As Brandy pulled into the street, Cara turned toward her, a pained glint in her eyes. Brandy was conscious of the fragile bones in her face, the sensitive mouth. “Mother told you I plan to carry on her work. The truth is, I don’t want to spend my life in Cedar Key. I want to be a professional photographer. I’ve learned all I can from books and magazines. I need college courses. Mother doesn’t understand that.”

The yearning in Cara’s voice sent Brandy’s memories reeling into the past. She was seventeen again and with her own mother at the dining room table, surrounded by her mother’s literature and grammar texts, her tidy stack of term papers, her red pen, her precise lesson plans.

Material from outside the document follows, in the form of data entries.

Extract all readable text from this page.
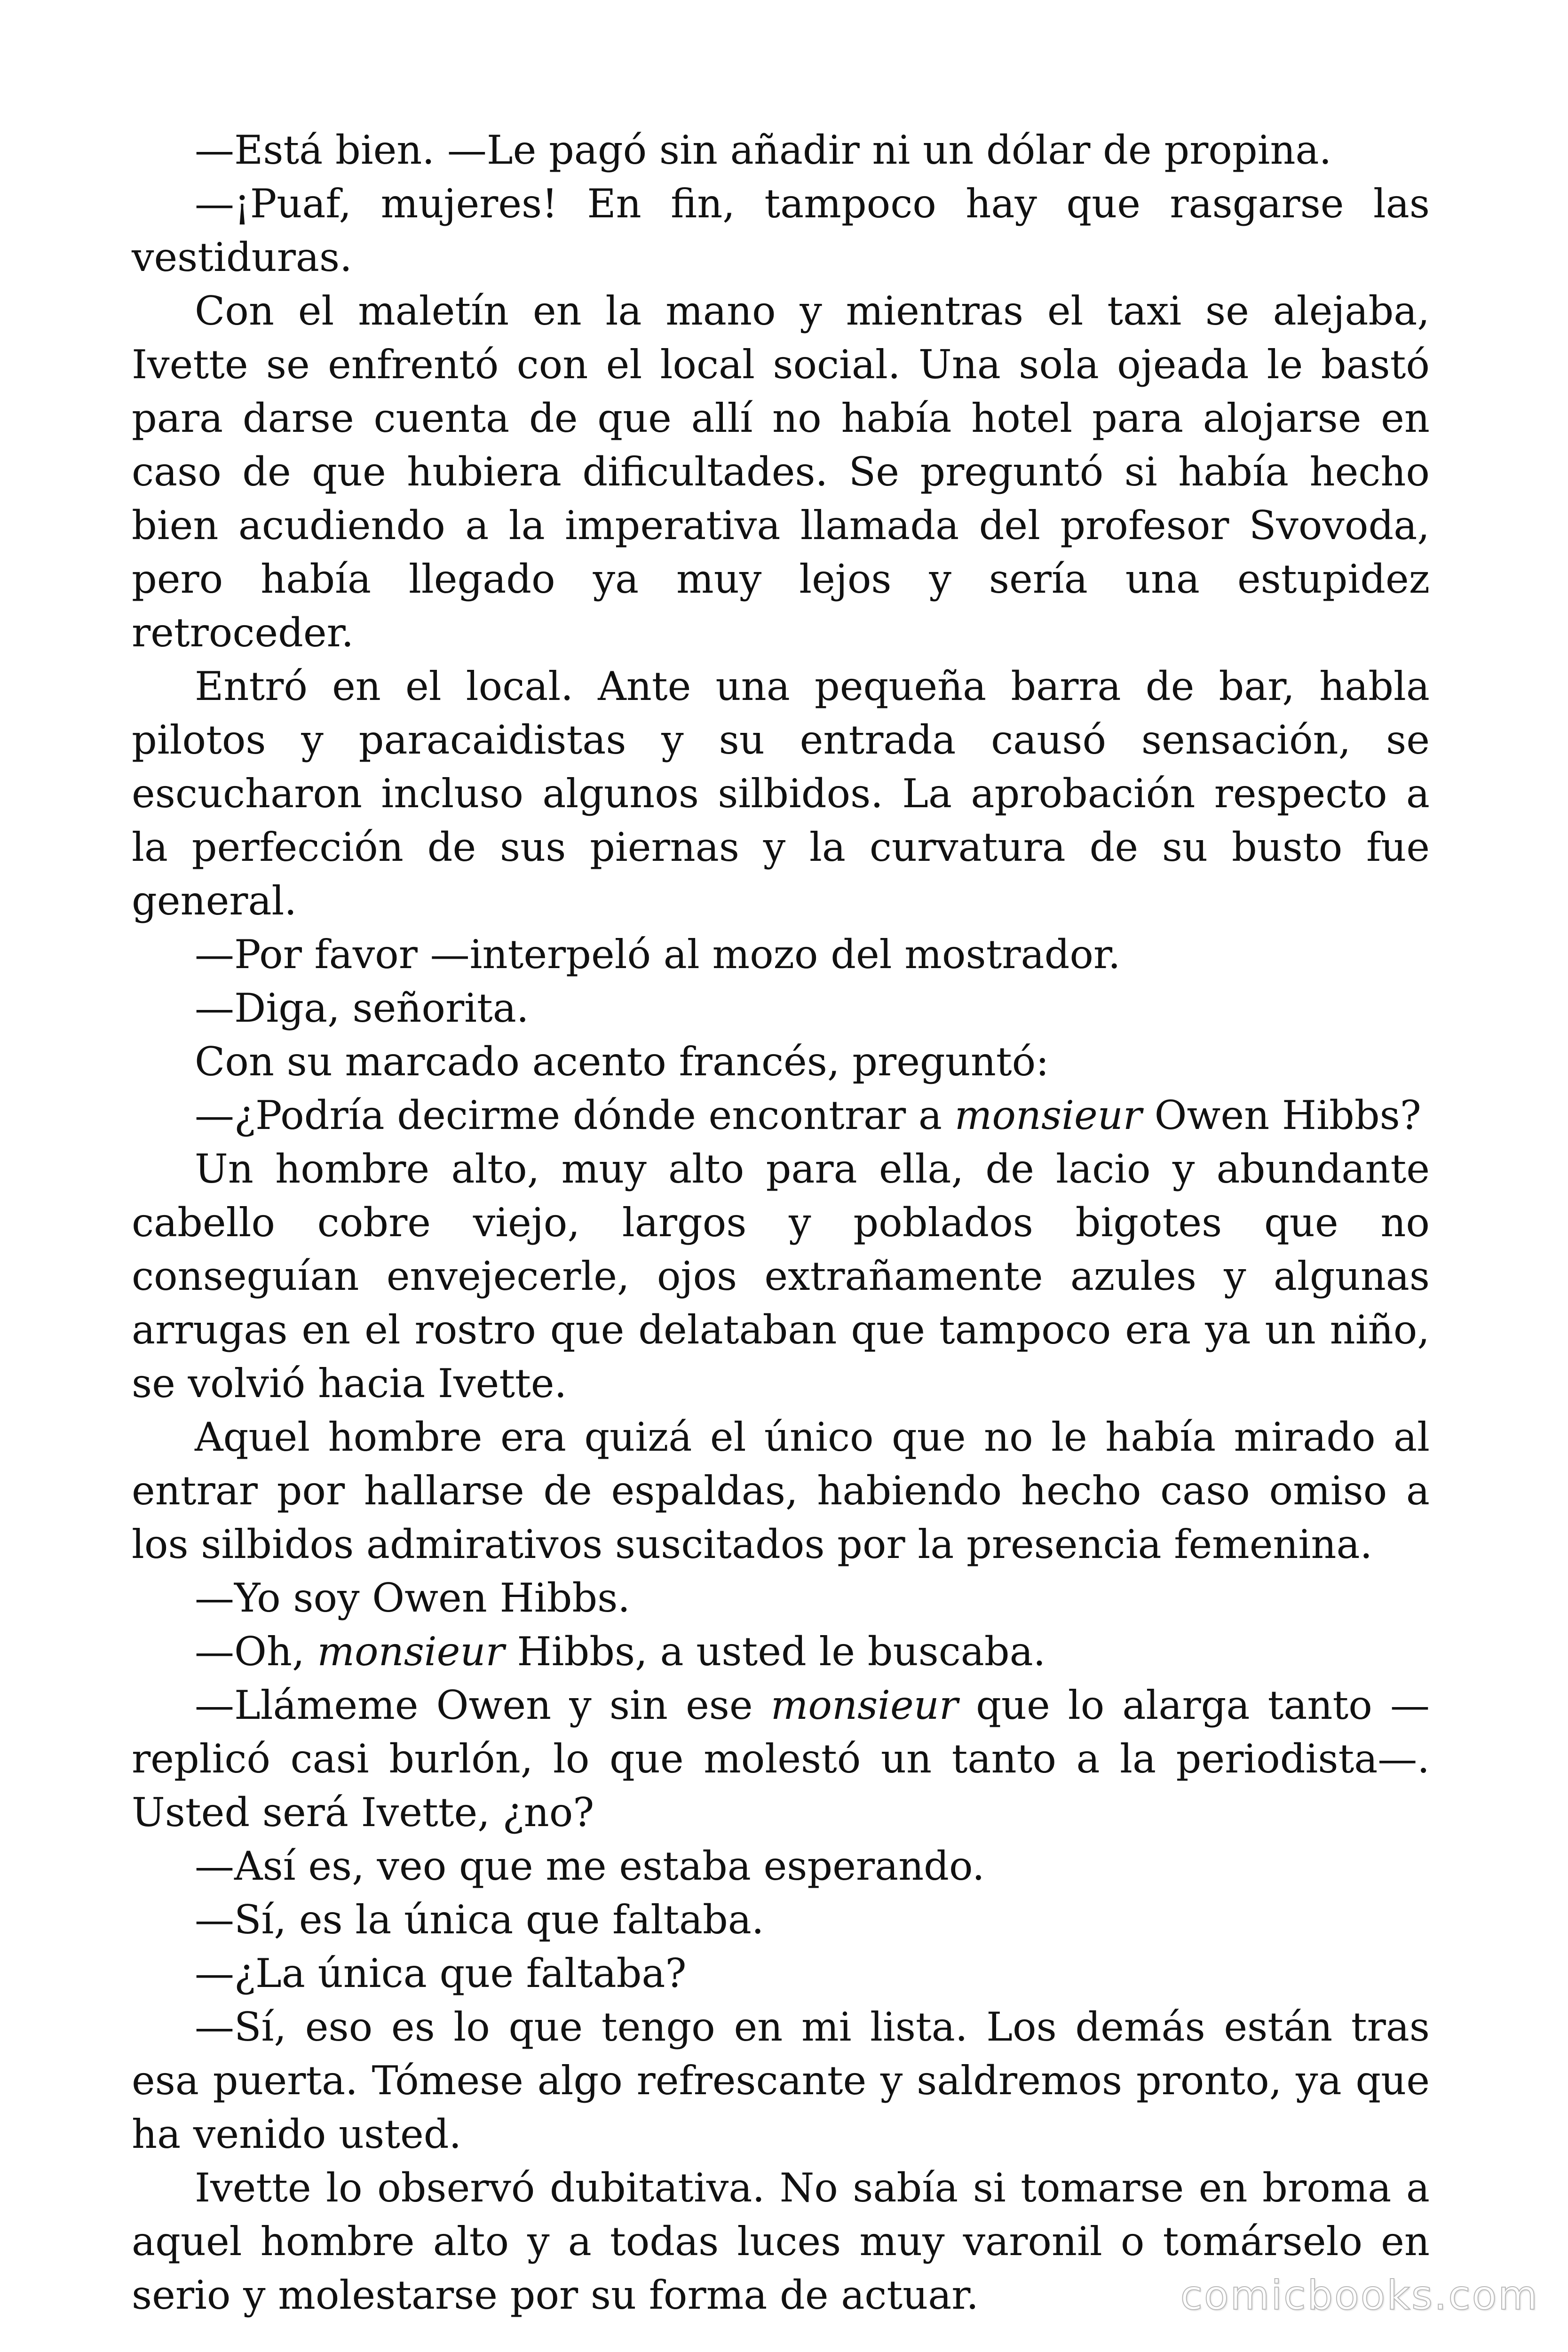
—Está bien. —Le pagó sin añadir ni un dólar de propina.

—¡Puaf, mujeres! En fin, tampoco hay que rasgarse las vestiduras.

Con el maletín en la mano y mientras el taxi se alejaba, Ivette se enfrentó con el local social. Una sola ojeada le bastó para darse cuenta de que allí no había hotel para alojarse en caso de que hubiera dificultades. Se preguntó si había hecho bien acudiendo a la imperativa llamada del profesor Svovoda, pero había llegado ya muy lejos y sería una estupidez retroceder.

Entró en el local. Ante una pequeña barra de bar, habla pilotos y paracaidistas y su entrada causó sensación, se escucharon incluso algunos silbidos. La aprobación respecto a la perfección de sus piernas y la curvatura de su busto fue general.

—Por favor —interpeló al mozo del mostrador.

—Diga, señorita.

Con su marcado acento francés, preguntó:

—¿Podría decirme dónde encontrar a monsieur Owen Hibbs?

Un hombre alto, muy alto para ella, de lacio y abundante cabello cobre viejo, largos y poblados bigotes que no conseguían envejecerle, ojos extrañamente azules y algunas arrugas en el rostro que delataban que tampoco era ya un niño, se volvió hacia Ivette.

Aquel hombre era quizá el único que no le había mirado al entrar por hallarse de espaldas, habiendo hecho caso omiso a los silbidos admirativos suscitados por la presencia femenina.

—Yo soy Owen Hibbs.

—Oh, monsieur Hibbs, a usted le buscaba.

—Llámeme Owen y sin ese monsieur que lo alarga tanto —replicó casi burlón, lo que molestó un tanto a la periodista—. Usted será Ivette, ¿no?

—Así es, veo que me estaba esperando.

—Sí, es la única que faltaba.

—¿La única que faltaba?

—Sí, eso es lo que tengo en mi lista. Los demás están tras esa puerta. Tómese algo refrescante y saldremos pronto, ya que ha venido usted.

Ivette lo observó dubitativa. No sabía si tomarse en broma a aquel hombre alto y a todas luces muy varonil o tomárselo en serio y molestarse por su forma de actuar.	comicbooks.com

She listened to her mother repeat in a voice that could slice meat,
“Get your degree in English, get certified to teach. You’ll have security.”

And her own argument.
“I don’t want to teach about language. I want to use it.”
Brandy gave Cara a quick, sympathetic look.

“Maybe I could be a newspaper photographer,” Cara was saying. “I’m pretty good and I learn fast.”

Brandy swung the car past the concrete block high school. Beyond it, she could see mud flats barbed with oyster beds. “Start with a job that’s less ambitious. Maybe an apprenticeship at a photography studio in Gainesville. Then you could take some university courses, work your way up. Have you told your mother how you feel?”

Cara’s young face clouded. “I don’t want to hurt her feelings, but the truth is, Marcia’s not my real mother. She just likes me to call her that. She’s my foster mother. My foster dad might’ve listened, but he died five years ago. Without me, Marcia would be alone. She won’t hear of my leaving. I’ve had to respect that.”